Der Übergang des Sehpigments Retinal von einer in die andere Form ist die Grundvoraussetzung des Sehens. Aber erst jetzt ist es gelungen, diesen ultraschnellen Vorgang auch direkt zu beobachten. Ein internationales Forscherteam hat mit Hilfe von Femtsosekunden-Lichtpulsen und theoretischen Modellen dabei erstmals die Existenz einer Zwischenform des Retinals nachgewiesen. Wie sie in „Nature“ berichten, könnte diese Erkenntnis nicht nur in der Medizin, sondern auch für technische Anwendungen bedeutsam sein.

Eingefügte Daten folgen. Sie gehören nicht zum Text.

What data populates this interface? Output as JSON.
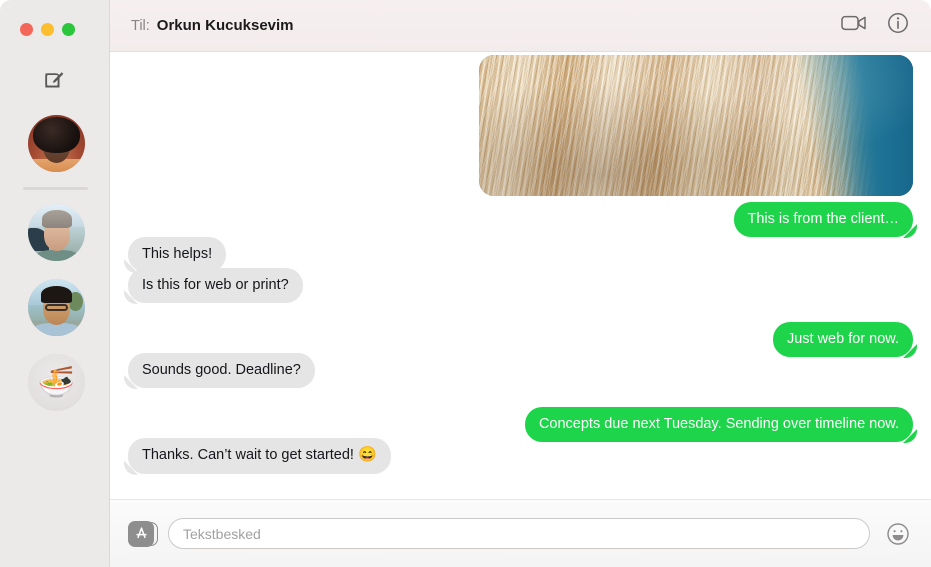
{
  "window": {
    "traffic_lights": [
      {
        "name": "close",
        "color": "#f5665a"
      },
      {
        "name": "minimize",
        "color": "#fbbe2f"
      },
      {
        "name": "zoom",
        "color": "#2ac63c"
      }
    ]
  },
  "sidebar": {
    "compose_icon": "compose-icon",
    "conversations": [
      {
        "name": "conversation-avatar-1",
        "kind": "photo-person-afro"
      },
      {
        "name": "conversation-avatar-2",
        "kind": "photo-person-beanie"
      },
      {
        "name": "conversation-avatar-3",
        "kind": "photo-person-glasses"
      },
      {
        "name": "conversation-avatar-4",
        "kind": "emoji-noodle-bowl",
        "emoji": "🍜"
      }
    ]
  },
  "header": {
    "to_label": "Til:",
    "recipient": "Orkun Kucuksevim",
    "actions": [
      {
        "name": "facetime-video-icon",
        "label": "FaceTime"
      },
      {
        "name": "details-info-icon",
        "label": "Detaljer"
      }
    ]
  },
  "transcript": {
    "attachment": {
      "name": "photo-attachment",
      "description": "Naerbillede af blondt haar mod blaa baggrund"
    },
    "messages": [
      {
        "id": "m1",
        "side": "sent",
        "text": "This is from the client…"
      },
      {
        "id": "m2",
        "side": "received",
        "text": "This helps!"
      },
      {
        "id": "m3",
        "side": "received",
        "text": "Is this for web or print?"
      },
      {
        "id": "m4",
        "side": "sent",
        "text": "Just web for now."
      },
      {
        "id": "m5",
        "side": "received",
        "text": "Sounds good. Deadline?"
      },
      {
        "id": "m6",
        "side": "sent",
        "text": "Concepts due next Tuesday. Sending over timeline now."
      },
      {
        "id": "m7",
        "side": "received",
        "text": "Thanks. Can’t wait to get started! ",
        "emoji": "😄"
      }
    ]
  },
  "compose": {
    "apps_button_label": "App Store",
    "input_value": "",
    "input_placeholder": "Tekstbesked",
    "emoji_button_label": "Emoji"
  },
  "colors": {
    "sent_bubble": "#1ed44a",
    "received_bubble": "#e6e5e5",
    "sidebar_bg": "#ece9e9",
    "titlebar_bg": "#f4eded"
  }
}
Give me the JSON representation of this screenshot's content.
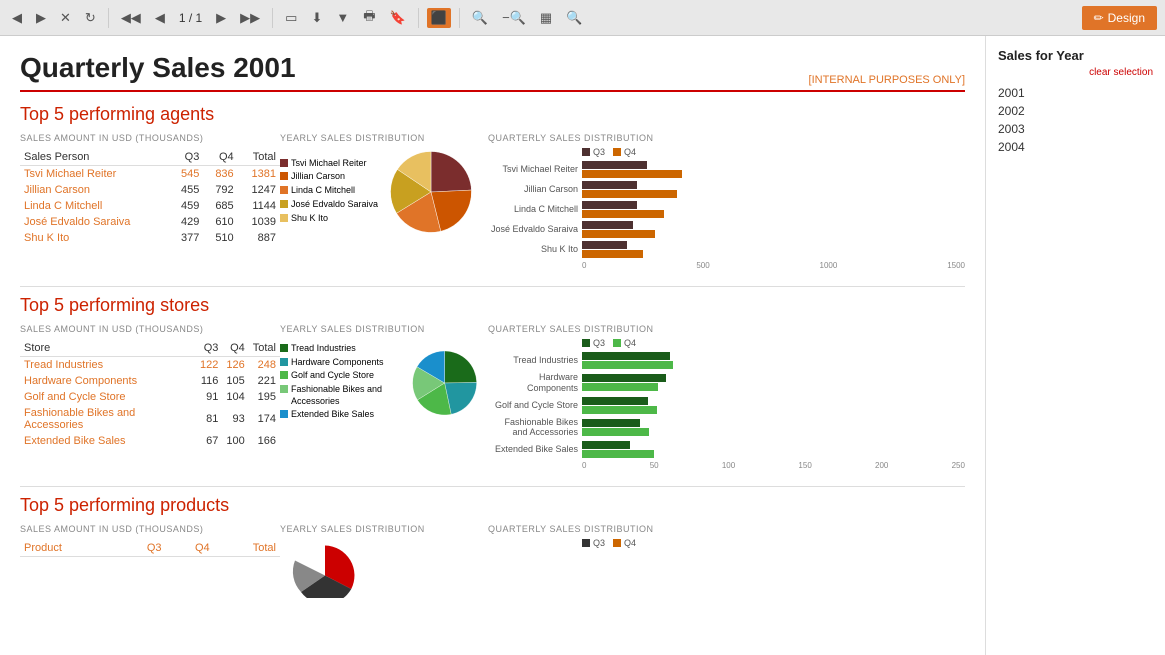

Eines der wichtigsten Sinnesorgane ist das Auge. Dank dieses Leitsinns können sich Mensch und Tier sicher orientieren. Aber was passiert im Auge genau, bevor wir etwas sehen? „Das Schlüsselmolekül im Sehprozess der meisten Wirbeltiere, uns Menschen eingeschlossen, ist der Sehfarbstoff Retinal“, erklärt Oliver Weingart von der Universität Duisburg-Essen. „Wird er durch Licht angeregt, verändert er seine Struktur und aktiviert das ihn umgebende Protein.“ Diese Reaktion endet mit der Reizung des Sehnervs, und erst dann kann visuell etwas wahrgenommen werden.
Reaktion ist 200 Femtosekunden schnell
Doch die Strukturänderung des Retinals erfolgt äußerst schnell, sie dauert nur rund zweihundert Femtosekunden – 200 Billiardstel Sekunden. Theoretische Berechnungen gehen davon aus, dass während dieser photochemischen Reaktion ein energetisch balancierter Übergangszustand eintritt, der auch als „konische Kreuzung“ bezeichnet wird. Bisher allerdings konnte diese Übergangsform nie direkt beobachtet werden, weil die Reaktion zu schnell abläuft. Einem internationalen Forscherteam unter Leitung von Dario Polli von der Technischen Universität Mailand ist dies jedoch jetzt erstmals geglückt.
Ultrakurze Lichtpulse schießen „Schnappschüsse“
Die Forscher nutzten dafür Lichtpulse von weniger als 20 Femtosekunden Dauer in einem breiten Frequenzspektrum vom sichtbaren Licht bis zum Nahinfrarot um „Schnappschüsse“ der Umwandlung des Sehpigmentmoleküls zu gewinnen. Parallel dazu wurde die Fotoreaktion des Sehproteins an der Universität Duisburg-Essen und der Universität Bologna mit aufwändigen rechnerischen Verfahren simuliert.
Beleg für „konische Kreuzung“
Beide Verfahren, das Experiment und die theoretische Berechnung lieferten nahezu identische Ergebnisse. Dadurch können die Bewegungen des Moleküls während der Reaktion nun sehr genau nachvollzogen werden. „Mit Experiment und Theorie haben wir einen weitaus detaillierteren Einblick in den Mechanismus der Initialreaktion des Sehvorgangs bekommen, als es bislang möglich war“, erklärt Weingart. Die Forscher sehen in ihren Daten einen eindeutigen Beleg für die Existenz der konischen Kreuzung.
Die Erkenntnis, wie das Sehprotein funktioniert, dürfte nicht nur der medizinischen Forschung nutzen. Sie könnte ebenso helfen, künstliche molekulare Fotoschalter zu entwickeln, die zum Beispiel als schnelle optische Datenspeicher die Computertechnik weiter revolutionieren könnten.